US Government Hits 73,000 Blogs With Ban Stick
by Alphaville Herald on 19/07/10 at 11:46 am
by IntLibber Brautigan
In a blatant show of force against a host of more than 73,000 wordpress blogs, the US Government ordered BurstNet Technologies to take down the server of Blogetery.com for repeated acts of abuse of intellectual property and insufficient respect for the DMCA. According to a story on TorrentFreak, the owner/renter of the server received the following notice from BurstNet: "
Due to the history of abuse and on going abuse on this ‘bn.***********’ server.
We have opted to terminate this server, effective immediately. This termination applies to: bn.affiliateplex.com
Abuse Department
BurstNET Technologies, Inc"
Herald readers will note that the governments ban notice sounds much like the sort of banhammer notice that some less than above board members of SL have received in the past – as well as some innocent residents. Given the extensive abuse of intellectual property in SL, could the other shoe may finally be dropping on Linden Lab’s abysmal and often capricious DMCA enforcement in Second Life?
Consider the number of what could be Star Wars, Star Trek, LOTR, Harry Potter, NFL, MLB, Michael Jackson, and do we need mention, Marvel and DC Comics, copyright violations occuring in Second Life — then wonder how soon it will be before Linden Lab gets a similar takedown notice from its internet service providers. The situation is complicated by illicit third party SL clients capable of "securing" backups of user owned content, regardless of creator permissions – while spoofing themselves as approved clients.

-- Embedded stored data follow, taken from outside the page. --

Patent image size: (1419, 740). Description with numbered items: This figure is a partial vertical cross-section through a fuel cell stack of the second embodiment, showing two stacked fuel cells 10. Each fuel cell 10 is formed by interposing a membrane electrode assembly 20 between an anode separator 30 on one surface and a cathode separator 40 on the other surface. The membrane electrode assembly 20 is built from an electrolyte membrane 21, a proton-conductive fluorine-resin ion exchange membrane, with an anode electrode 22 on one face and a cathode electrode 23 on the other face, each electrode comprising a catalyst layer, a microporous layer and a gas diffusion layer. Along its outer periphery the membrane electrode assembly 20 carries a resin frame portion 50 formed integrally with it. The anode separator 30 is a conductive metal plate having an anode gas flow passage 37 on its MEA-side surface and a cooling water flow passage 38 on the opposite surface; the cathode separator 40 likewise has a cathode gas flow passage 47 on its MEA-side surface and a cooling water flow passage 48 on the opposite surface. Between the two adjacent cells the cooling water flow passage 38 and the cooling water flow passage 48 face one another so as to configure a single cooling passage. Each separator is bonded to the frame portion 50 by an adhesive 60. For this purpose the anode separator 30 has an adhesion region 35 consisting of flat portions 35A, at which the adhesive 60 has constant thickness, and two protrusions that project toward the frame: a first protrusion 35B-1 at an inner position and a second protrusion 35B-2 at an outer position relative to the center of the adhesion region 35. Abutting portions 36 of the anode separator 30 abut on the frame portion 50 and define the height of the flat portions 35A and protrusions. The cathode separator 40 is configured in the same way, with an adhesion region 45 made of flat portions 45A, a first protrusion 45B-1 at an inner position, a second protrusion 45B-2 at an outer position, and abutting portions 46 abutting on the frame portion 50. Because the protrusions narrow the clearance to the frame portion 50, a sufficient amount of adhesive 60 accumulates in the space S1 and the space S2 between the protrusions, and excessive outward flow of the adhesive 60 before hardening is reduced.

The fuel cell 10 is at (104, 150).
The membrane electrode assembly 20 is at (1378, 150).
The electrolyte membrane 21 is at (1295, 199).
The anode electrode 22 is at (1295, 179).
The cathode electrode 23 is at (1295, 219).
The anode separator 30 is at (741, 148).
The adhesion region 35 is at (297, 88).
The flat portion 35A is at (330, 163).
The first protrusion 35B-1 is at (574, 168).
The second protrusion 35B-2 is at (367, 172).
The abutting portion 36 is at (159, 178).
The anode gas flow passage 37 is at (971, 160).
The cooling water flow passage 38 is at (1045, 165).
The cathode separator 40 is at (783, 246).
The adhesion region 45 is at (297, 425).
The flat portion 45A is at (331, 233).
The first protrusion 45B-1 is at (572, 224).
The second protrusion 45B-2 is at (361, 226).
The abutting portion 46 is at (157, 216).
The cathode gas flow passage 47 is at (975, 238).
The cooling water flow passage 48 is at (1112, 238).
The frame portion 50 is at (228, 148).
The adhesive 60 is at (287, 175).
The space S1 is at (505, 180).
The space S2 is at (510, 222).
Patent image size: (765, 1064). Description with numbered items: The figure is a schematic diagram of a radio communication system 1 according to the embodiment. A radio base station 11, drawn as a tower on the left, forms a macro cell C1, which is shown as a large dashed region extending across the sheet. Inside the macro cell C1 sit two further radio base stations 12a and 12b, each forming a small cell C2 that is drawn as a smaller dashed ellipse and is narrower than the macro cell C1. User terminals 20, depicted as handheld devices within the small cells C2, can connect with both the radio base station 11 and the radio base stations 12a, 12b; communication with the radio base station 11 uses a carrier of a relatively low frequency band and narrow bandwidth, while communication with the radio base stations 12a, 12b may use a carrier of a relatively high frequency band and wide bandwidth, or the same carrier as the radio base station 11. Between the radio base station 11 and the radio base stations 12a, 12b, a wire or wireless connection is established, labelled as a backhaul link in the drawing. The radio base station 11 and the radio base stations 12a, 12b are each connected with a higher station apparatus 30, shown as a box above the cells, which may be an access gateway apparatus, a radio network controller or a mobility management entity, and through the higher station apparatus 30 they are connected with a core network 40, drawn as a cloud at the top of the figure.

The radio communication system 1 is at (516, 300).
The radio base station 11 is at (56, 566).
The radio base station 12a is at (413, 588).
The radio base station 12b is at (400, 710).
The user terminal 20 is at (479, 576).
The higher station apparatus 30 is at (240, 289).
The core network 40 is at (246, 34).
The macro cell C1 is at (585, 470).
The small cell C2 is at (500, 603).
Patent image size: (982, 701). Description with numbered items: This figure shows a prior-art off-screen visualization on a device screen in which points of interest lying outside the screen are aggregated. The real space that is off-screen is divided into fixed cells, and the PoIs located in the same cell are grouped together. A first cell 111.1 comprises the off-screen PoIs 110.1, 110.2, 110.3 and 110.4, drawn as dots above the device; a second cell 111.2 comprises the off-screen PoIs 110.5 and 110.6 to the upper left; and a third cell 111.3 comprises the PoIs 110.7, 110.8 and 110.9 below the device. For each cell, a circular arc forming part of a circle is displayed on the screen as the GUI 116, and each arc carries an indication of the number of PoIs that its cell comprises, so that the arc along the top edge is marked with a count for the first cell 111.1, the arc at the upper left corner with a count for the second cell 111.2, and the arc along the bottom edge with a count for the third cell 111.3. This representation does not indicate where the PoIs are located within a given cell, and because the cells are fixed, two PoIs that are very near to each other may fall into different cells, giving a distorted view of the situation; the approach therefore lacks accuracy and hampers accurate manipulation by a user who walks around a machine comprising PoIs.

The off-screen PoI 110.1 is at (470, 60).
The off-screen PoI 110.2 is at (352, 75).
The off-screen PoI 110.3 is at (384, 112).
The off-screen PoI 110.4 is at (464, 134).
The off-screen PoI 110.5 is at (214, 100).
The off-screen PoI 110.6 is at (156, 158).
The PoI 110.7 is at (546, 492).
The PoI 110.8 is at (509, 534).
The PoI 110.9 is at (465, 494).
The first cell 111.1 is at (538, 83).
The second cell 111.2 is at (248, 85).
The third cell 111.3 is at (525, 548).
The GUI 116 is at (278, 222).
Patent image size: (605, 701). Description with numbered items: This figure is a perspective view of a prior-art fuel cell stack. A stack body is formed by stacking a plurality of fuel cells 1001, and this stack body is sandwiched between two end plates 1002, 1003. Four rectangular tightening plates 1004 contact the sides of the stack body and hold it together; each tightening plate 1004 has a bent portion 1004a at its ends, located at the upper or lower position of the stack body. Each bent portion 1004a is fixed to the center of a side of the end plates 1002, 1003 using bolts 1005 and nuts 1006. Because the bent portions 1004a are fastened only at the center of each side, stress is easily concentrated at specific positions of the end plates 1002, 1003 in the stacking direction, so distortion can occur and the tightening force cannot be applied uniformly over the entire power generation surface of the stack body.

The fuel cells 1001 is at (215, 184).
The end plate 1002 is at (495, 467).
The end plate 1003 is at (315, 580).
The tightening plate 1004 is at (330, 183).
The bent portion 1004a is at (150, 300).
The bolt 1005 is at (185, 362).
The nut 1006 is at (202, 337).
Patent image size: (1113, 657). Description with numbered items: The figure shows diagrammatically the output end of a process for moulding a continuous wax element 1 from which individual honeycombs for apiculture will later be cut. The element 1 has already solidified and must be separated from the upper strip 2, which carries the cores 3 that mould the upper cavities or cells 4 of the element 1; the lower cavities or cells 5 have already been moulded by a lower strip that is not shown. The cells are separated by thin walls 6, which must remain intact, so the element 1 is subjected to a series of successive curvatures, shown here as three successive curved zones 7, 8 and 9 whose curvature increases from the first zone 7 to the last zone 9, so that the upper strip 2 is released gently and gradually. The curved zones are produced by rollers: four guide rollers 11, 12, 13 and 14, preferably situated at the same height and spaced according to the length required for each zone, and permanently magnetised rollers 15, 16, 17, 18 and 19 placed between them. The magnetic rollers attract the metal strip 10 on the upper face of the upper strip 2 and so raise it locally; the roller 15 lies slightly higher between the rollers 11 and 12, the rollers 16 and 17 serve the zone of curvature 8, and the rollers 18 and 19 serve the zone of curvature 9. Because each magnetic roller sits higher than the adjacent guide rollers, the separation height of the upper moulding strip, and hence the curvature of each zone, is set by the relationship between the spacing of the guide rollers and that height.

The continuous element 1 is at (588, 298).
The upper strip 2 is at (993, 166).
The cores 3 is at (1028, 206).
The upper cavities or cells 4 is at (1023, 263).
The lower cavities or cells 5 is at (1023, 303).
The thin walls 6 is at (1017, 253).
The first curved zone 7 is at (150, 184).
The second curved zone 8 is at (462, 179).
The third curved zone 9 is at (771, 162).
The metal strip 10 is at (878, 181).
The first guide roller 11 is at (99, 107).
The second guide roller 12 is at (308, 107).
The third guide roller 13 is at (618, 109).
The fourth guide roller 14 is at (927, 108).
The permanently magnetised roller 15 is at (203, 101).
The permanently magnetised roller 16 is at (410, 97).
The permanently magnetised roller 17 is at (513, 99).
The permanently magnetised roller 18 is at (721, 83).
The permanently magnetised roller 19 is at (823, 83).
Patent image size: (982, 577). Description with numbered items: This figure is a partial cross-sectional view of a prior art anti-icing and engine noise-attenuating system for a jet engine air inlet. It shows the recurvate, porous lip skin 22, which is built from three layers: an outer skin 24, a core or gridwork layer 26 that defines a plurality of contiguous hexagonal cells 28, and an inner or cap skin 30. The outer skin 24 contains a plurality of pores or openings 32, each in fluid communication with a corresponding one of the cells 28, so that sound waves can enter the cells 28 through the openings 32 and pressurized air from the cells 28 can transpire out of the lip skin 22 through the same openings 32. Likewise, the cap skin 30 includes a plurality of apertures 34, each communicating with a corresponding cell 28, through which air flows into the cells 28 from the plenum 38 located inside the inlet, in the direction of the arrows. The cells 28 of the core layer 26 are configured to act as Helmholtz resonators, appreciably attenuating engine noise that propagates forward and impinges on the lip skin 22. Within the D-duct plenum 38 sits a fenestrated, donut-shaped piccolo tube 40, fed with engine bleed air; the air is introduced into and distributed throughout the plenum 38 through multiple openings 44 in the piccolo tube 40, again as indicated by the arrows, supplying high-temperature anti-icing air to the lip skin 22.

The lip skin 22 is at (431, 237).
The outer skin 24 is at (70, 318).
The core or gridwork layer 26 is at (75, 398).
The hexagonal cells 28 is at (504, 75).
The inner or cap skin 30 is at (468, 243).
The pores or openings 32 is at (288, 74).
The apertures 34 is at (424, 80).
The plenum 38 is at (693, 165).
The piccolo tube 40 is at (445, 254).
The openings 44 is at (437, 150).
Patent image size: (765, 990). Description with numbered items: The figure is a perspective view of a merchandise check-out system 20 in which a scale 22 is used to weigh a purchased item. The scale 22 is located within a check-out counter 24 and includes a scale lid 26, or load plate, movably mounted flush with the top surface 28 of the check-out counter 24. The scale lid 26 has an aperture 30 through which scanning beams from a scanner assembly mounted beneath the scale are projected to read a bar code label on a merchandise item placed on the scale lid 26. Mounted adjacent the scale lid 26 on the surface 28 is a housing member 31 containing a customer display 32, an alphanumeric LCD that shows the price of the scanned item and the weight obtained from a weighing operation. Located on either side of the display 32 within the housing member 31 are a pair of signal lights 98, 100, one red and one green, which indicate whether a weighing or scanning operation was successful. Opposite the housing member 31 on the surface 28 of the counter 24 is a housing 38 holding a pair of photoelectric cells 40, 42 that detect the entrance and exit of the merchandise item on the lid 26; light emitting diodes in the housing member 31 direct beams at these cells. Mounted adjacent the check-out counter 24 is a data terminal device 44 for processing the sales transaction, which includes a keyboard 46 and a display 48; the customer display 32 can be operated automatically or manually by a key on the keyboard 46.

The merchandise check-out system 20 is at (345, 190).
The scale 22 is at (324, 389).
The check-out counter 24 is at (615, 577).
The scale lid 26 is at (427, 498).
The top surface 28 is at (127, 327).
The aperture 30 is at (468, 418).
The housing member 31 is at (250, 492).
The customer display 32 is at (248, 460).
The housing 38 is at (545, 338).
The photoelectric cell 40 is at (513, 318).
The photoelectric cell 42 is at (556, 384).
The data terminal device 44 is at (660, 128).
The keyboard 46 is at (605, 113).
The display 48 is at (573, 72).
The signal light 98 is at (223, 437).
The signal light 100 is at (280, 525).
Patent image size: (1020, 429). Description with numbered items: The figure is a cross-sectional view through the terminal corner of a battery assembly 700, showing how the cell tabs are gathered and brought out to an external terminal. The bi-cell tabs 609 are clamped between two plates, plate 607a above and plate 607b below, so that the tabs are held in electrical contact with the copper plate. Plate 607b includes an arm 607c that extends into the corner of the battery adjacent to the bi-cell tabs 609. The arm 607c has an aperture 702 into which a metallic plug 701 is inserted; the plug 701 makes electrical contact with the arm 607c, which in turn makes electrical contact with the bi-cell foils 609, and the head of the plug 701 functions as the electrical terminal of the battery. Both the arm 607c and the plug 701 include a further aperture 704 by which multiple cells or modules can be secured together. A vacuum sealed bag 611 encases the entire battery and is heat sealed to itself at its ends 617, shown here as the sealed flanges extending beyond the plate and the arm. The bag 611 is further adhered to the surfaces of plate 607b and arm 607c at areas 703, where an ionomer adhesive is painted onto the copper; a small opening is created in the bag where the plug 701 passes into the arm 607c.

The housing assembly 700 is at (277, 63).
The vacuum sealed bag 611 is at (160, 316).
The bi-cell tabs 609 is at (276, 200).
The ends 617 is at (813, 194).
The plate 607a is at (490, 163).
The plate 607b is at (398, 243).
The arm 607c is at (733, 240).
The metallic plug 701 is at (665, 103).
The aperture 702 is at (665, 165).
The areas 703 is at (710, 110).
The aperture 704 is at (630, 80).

Blogetery.com has a rather notorious record of hosting blogs of rather blatant software and other IP piracy operations, providing links to download the latest video games, hollywood blockbusters, and music MP3s. While it claims it maintains a policy of timely response to DMCA filings, their timeliness evidently had not satisfied the demands of the federal government. It surely wasn’t like they were being punished for hosting, say, certain SL related weblogs.
It stands to reason that not ALL of the 73,000 blogs on Blogetery.com were involved in piracy, but the innocent were swept away with the guilty as everyone lost the entirety of their blog content. It is well established that the federal government is constitutionally prohibited from exacting collective guilt on people merely for being customers of a company that provided services to criminals, so this case may wind up in the courts – at least for the legitimate bloggers who want their data back. Apparently BurstNet is under orders not to release the data on the server in question to anybody, which leads us to wonder if any newsy WikiLeaks content originating in the middle east may have been on that server, but at this point we can only speculate.
Serendipity Seraph
Aug 4th, 2010
Don’t give the coppers any ideas. We live under oppression.
The DMCA is an evil foul-smelling bag of offal that should be run out of the land. Yes I believe in the rights of creators but DMCA was never really about that.
As for any ISP being ordered by the government to ban the owners of information from their property with no due process whatsoever, I am not surprised. The government believes that they own you and all that you think you own. Most of you folks out there believe that you are government property. So most will stop clucking and go back to passively waiting there turn to be served up at their master’s table.